Dedication date: September 14, 2001
Materials & Techniques: Granite
Sponsor: The monument was funded by a grant from the State of North Carolina to the Freedmen's Remembrance Committee.
Unveiling & Dedication: Roanoke Island descendents of colony members assisted in the 2001 dedication.
Post dedication use: The National Park Service planned a ceremony for May 18, 2013 to commemorate the 150th anniversary of the founding of the colony. The event was scheduled to begin at the Dare County Old Swimming Hole Park on Airport Road in Manteo and proceed to the Fort Raleigh National Historic Site. The Old Swimming Hole Park is in close proximity to the property where the Freedmen's Colony was located on the island. Speakers were scheduled to include county officials, including Virginia Tillett, a descendent of the colony.
Subject notes: The Freedmen's Colony of 1863-1867 was established on Roanoke Island by military order of the U.S. government which had taken possession of the island under the Union Army. The Freedmen's Colony was part of a larger effort by the federal government under the Freedmen's Bureau Bill enacted in 1865 during the Lincoln administration to assist slaves and refugees. The Bureau was dissolved shortly after during the Grant administration. While in existence, the colony served as a safe harbor for escaped slaves on the way to freedom as well as for free Blacks, and it became a model for the development of similar colonies in the South. The Union supplied the colony with provisions but ultimately abandoned the colony and support in 1867 following the war and returned land to original landowners.

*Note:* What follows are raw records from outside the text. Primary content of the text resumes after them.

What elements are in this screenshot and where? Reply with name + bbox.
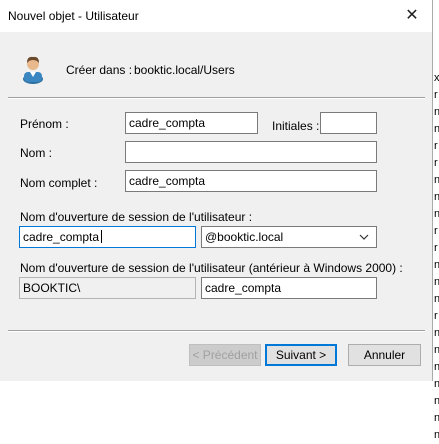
background-char: n [434,259,439,271]
user-icon [20,54,46,84]
create-in-label: Créer dans : [66,63,133,77]
new-user-dialog: Nouvel objet - Utilisateur ✕ Créer dans … [0,0,433,381]
background-char: n [434,208,439,220]
initials-input[interactable] [320,112,377,134]
fullname-input[interactable]: cadre_compta [125,170,377,192]
initials-label: Initiales : [272,119,320,133]
background-char: n [434,344,439,356]
background-char: r [434,310,438,322]
logon-label: Nom d'ouverture de session de l'utilisat… [20,210,253,224]
separator-bottom [8,330,425,332]
legacy-logon-label: Nom d'ouverture de session de l'utilisat… [20,261,403,275]
lastname-input[interactable] [125,141,377,163]
background-char: n [434,395,439,407]
background-char: n [434,106,439,118]
previous-button[interactable]: < Précédent [189,344,261,366]
background-window-text: xrnnrrnnnrrnnnrnnnnnnn [434,70,439,444]
background-char: n [434,429,439,441]
domain-dropdown-value: @booktic.local [205,230,284,244]
create-in-value: booktic.local/Users [134,63,235,77]
background-char: r [434,140,438,152]
background-char: r [434,157,438,169]
close-icon[interactable]: ✕ [398,4,426,28]
lastname-label: Nom : [20,146,53,160]
dialog-title: Nouvel objet - Utilisateur [8,9,139,23]
background-char: n [434,191,439,203]
background-char: n [434,276,439,288]
background-char: r [434,242,438,254]
legacy-domain-field: BOOKTIC\ [19,277,196,299]
legacy-logon-input[interactable]: cadre_compta [201,277,377,299]
background-char: n [434,412,439,424]
background-char: n [434,327,439,339]
background-char: n [434,378,439,390]
background-char: n [434,123,439,135]
fullname-label: Nom complet : [20,176,98,190]
logon-input[interactable]: cadre_compta [19,226,196,248]
chevron-down-icon [358,230,370,244]
separator-top [8,97,425,99]
firstname-input[interactable]: cadre_compta [125,112,258,134]
domain-dropdown[interactable]: @booktic.local [201,226,377,248]
text-caret [101,230,103,243]
background-char: n [434,361,439,373]
background-char: n [434,293,439,305]
cancel-button[interactable]: Annuler [348,344,421,366]
background-char: r [434,89,438,101]
title-bar: Nouvel objet - Utilisateur ✕ [0,0,432,32]
firstname-label: Prénom : [20,117,69,131]
background-char: x [434,72,439,84]
next-button[interactable]: Suivant > [265,344,337,366]
background-char: n [434,174,439,186]
background-char: r [434,225,438,237]
logon-input-value: cadre_compta [23,230,100,244]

The inscription on the front face refers to the National Underground Railroad Network to Freedom. This program was created by the federal National Underground Railroad Network to Freedom Act in July 1998 to provide education, interpretive programs, and resources for preservation of history and sites that became part of the Underground Railroad and the slavery resistance effort.
Location: The monument stands outside the National Park Service's visitor center at Fort Raleigh Historic Site on the north end of Roanoke Island.
Landscape: The monument sits within the brick paving of the plaza, and the plaza is surrounded by a shady, wooded area.